Steve had needed a friend, had talked to Riley in confidence. "Beth is pregnant and I am so scared for her. What do I do?" he'd asked, a hand over his own heart where he wore matching scars to Beth's, a victim of the same fragile pulse as Beth herself. For all that there was ten years between them, Beth was important to Steve and had been since they'd met in the hospital when they were under the same surgeon.

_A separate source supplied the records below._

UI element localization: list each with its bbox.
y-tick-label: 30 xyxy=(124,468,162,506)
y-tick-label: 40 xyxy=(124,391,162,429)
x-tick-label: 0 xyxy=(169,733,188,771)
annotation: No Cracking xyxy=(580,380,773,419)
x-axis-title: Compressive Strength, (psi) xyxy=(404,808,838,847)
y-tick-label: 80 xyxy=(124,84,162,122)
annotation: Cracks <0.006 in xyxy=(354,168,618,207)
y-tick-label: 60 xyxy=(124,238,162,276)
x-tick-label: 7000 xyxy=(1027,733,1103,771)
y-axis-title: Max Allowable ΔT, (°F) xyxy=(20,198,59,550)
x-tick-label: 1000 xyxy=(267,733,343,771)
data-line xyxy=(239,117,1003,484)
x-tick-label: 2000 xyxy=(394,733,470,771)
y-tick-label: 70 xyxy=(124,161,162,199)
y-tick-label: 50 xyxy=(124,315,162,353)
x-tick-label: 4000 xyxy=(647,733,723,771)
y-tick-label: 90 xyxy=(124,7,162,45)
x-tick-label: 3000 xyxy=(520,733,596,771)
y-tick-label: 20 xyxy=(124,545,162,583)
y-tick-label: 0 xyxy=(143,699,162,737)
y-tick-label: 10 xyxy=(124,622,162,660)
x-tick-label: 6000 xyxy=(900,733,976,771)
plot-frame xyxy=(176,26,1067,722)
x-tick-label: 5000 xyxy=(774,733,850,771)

Riley had been drunk, another night where his failures chased him to drink. He had felt sorry for the Campbell girl that night, given a shoulder to Steve, said all the right things. Then he had forgotten it all as he fucked a blond girl in a backroom, up against paper towels and bleach until she screamed his name, and he lost it with his face buried in her neck. Steve had been hurt that night, had needed a friend, and instead had got something-to-prove-Riley. Riley had apologized the next day, they'd hugged, and nothing more had been said. Not until he'd blurted it out to Jack today, with no remorse but just one purpose. To get him to agree.

Jim touched him on the shoulder. "I hope it was worth it."

"Yeah," Riley muttered. "So do I."

Riley's secretary's voice echoed in the silent room. "Mr Hayes, I know you said no calls, but I have Jack Campbell on line three." Riley said nothing. His teeth worried his lower lip again, and he tasted the metallic tang of blood as he lifted the receiver.

"D ranch, now. Bring the contract," was how Campbell started, and then he added almost too quietly to hear, "I have terms."

Chapter 6

Riley was aware that his coming to the D ranch had to be akin to the enemy at the gate. No one actually knew what had happened all those years before when Donna and Alan had married and Gerald struck oil on his own. But the bitterness, the anger, that Gerald and Alan had filtered to Jeff Hayes, was being carried on with all the delicious enmity that Jeff seemed to enjoy as much as Riley's father. Riley didn't hold the old grudges and couldn't really see why he should. It had all happened long ago and was nothing for him to worry about. Still, if he could use it against his dad, then that was a good thing, however he managed it.

As Riley's low car bumped and scraped over the rutted and potholed track, he cursed that he hadn't thought to drive one of his off-roaders instead. The damage he was surely doing to the red sports car as each hole shook the frame didn't bear thinking about. He felt like a fish out of water, seeing the rough edges of this growing horse operation, and he wondered at the customers who had to traverse the way to get to their horseflesh without damaging their cars.